Who knew blogging would take so much research even before I started? How did I end up in this foray into this interesting form of self-expression? After some coaxing from my mom (thanks, Mom) and some bugging of my friends ("Come on, it'll be fun"), I've decided to start a blog. I have varied interests and many opinions about how life forms around us. Some of those opinions, I do keep from those that know me in real life. So perhaps this is a way to express more than what I say to everyone around me. I don't really know. I guess I'll find out. I've tried to pull in a couple of my friends who also have interesting takes on life. We'll see what they think as we tackle this together.
There to here. I think back to high school. My mother made me take a semester typing class. I was so mad. I wanted to take French starting in 10th grade (my high school was only 10-12, you NEVER see that anymore), but, for some reason I cannot remember, I did follow my mom's advice and took the typing class. Darn good thing. One of the many good pieces of advice my mother was to give me. Fortunately, I was in high school at the cusp of the personal computer revolution. My dad, being an educator, well, we had an Apple IIe at home that I could write my history, English and government papers on. I don't even remember the word processing programs, but I do remember that I did not have to use a typewriter and worry about leaving space at the bottom for footnotes. The word processor did it all. Awesome!
There to here. In college, I tried using the Apple computer labs, but, much to my chagrin, the majority of the computer labs, and especially the ones open 24 hours, only used IBM clones and MSWord in DOS. I remember when I sheepishly walked into one of those labs and asked the student attendant how to work an IBM with MSWord--it opened up a whole new world. And my roommate still used a typewriter, though a fancy one where you could type an entire paper into its memory on a tiny little window and then print it out.
There to here. My first foray into the Internet included some listservs in my last year at college. I met people from Illinois, Australia, and around campus. Remember when "fleshmeets" were a big deal? Email was just moving beyond campuses. IRC was getting going. With a year overseas and the decision my boyfriend and I made to stick it out, email and IRC in "real time" were a big deal to us. Probably saved us a bit on the phone bills.

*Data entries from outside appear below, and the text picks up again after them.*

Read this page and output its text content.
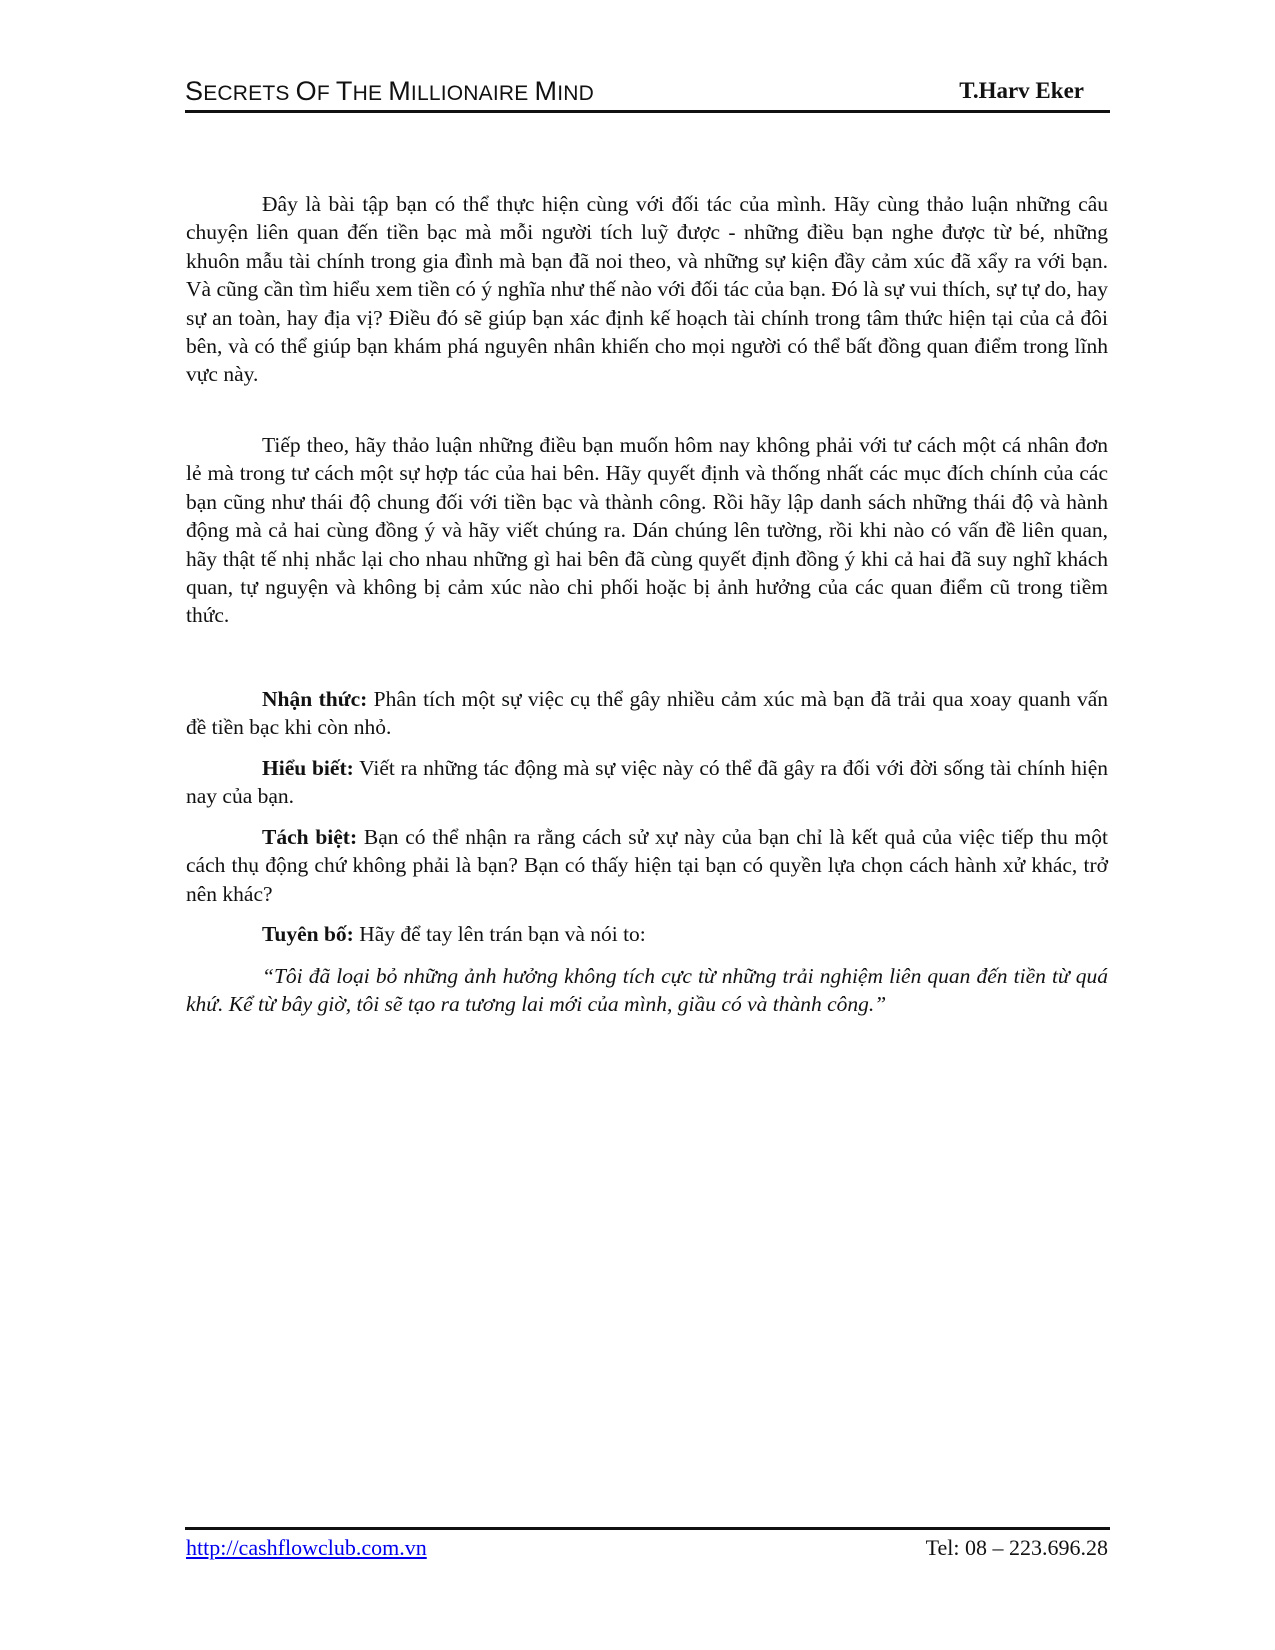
SECRETS OF THE MILLIONAIRE MIND	T.Harv Eker
Đây là bài tập bạn có thể thực hiện cùng với đối tác của mình. Hãy cùng thảo luận những câu chuyện liên quan đến tiền bạc mà mỗi người tích luỹ được - những điều bạn nghe được từ bé, những khuôn mẫu tài chính trong gia đình mà bạn đã noi theo, và những sự kiện đầy cảm xúc đã xẩy ra với bạn. Và cũng cần tìm hiểu xem tiền có ý nghĩa như thế nào với đối tác của bạn. Đó là sự vui thích, sự tự do, hay sự an toàn, hay địa vị? Điều đó sẽ giúp bạn xác định kế hoạch tài chính trong tâm thức hiện tại của cả đôi bên, và có thể giúp bạn khám phá nguyên nhân khiến cho mọi người có thể bất đồng quan điểm trong lĩnh vực này.
Tiếp theo, hãy thảo luận những điều bạn muốn hôm nay không phải với tư cách một cá nhân đơn lẻ mà trong tư cách một sự hợp tác của hai bên. Hãy quyết định và thống nhất các mục đích chính của các bạn cũng như thái độ chung đối với tiền bạc và thành công. Rồi hãy lập danh sách những thái độ và hành động mà cả hai cùng đồng ý và hãy viết chúng ra. Dán chúng lên tường, rồi khi nào có vấn đề liên quan, hãy thật tế nhị nhắc lại cho nhau những gì hai bên đã cùng quyết định đồng ý khi cả hai đã suy nghĩ khách quan, tự nguyện và không bị cảm xúc nào chi phối hoặc bị ảnh hưởng của các quan điểm cũ trong tiềm thức.
Nhận thức: Phân tích một sự việc cụ thể gây nhiều cảm xúc mà bạn đã trải qua xoay quanh vấn đề tiền bạc khi còn nhỏ.
Hiểu biết: Viết ra những tác động mà sự việc này có thể đã gây ra đối với đời sống tài chính hiện nay của bạn.
Tách biệt: Bạn có thể nhận ra rằng cách sử xự này của bạn chỉ là kết quả của việc tiếp thu một cách thụ động chứ không phải là bạn? Bạn có thấy hiện tại bạn có quyền lựa chọn cách hành xử khác, trở nên khác?
Tuyên bố: Hãy để tay lên trán bạn và nói to:
“Tôi đã loại bỏ những ảnh hưởng không tích cực từ những trải nghiệm liên quan đến tiền từ quá khứ. Kể từ bây giờ, tôi sẽ tạo ra tương lai mới của mình, giầu có và thành công.”
http://cashflowclub.com.vn	Tel: 08 – 223.696.28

There to here. More internet exposure came with graduate school, when you could have internet hook up for free in married student housing. Basic html and basic world wide web pages were everywhere. I even worked on basic webpages, before they got all fancy with Flash and other fun applications. After leaving graduate school, my husband and I were hooked on email and internet surfing; we soon thereafter got our dial-up connection. There was hotmail and yahoo and then gmail. After dial up was DSL. There's work email, home email, personal email and email to keep my book writing emails separate from my blogging emails.
There to here. Then my mom, who still surfs on dial-up, and keeps track of all her virtual quilting friends through a quilting bulletin board (which I think is linked to blogs now, but I can't quite be sure) suggests that my husband, being the SAHD type, might be interested in blogging while the kids are at school. Or, maybe, I would be. So, my mother is really the blog addict. She follows some cool ones I enjoyed reading: I am Bossy, Metrodad, Waiter Rant, Sweet Juniper. I will never be that good, but she and they got me thinking. So, I tried to get my stay-at-home husband to give it a shot (nah, not his style). Then I thought about a couple of friends I know in this smallish Midwestern town that I live in. We often have definite opinions about lots of things from parenting, to nutrition for the family, to reducing our ecological footprint, to how the present politics affect us. Oh, there's been wine and Jane Austen involved as well. And we'd had discussions that would bring tears of laughter to our eyes. I thought, could we blog together?
Fast forward a few weeks later to my first post here. So there you have it. There to here.
Don't really know if we'll really strike a chord with any of you savvy bloggers in the blogosphere, or any of you savvy blog readers. But, we're crazy enough to put ourselves out there. This may last a while, or be hardly a drop in the bucket. Hopefully, we'll be mildly informative or entertaining. I'm just hoping for something not so deadly boring.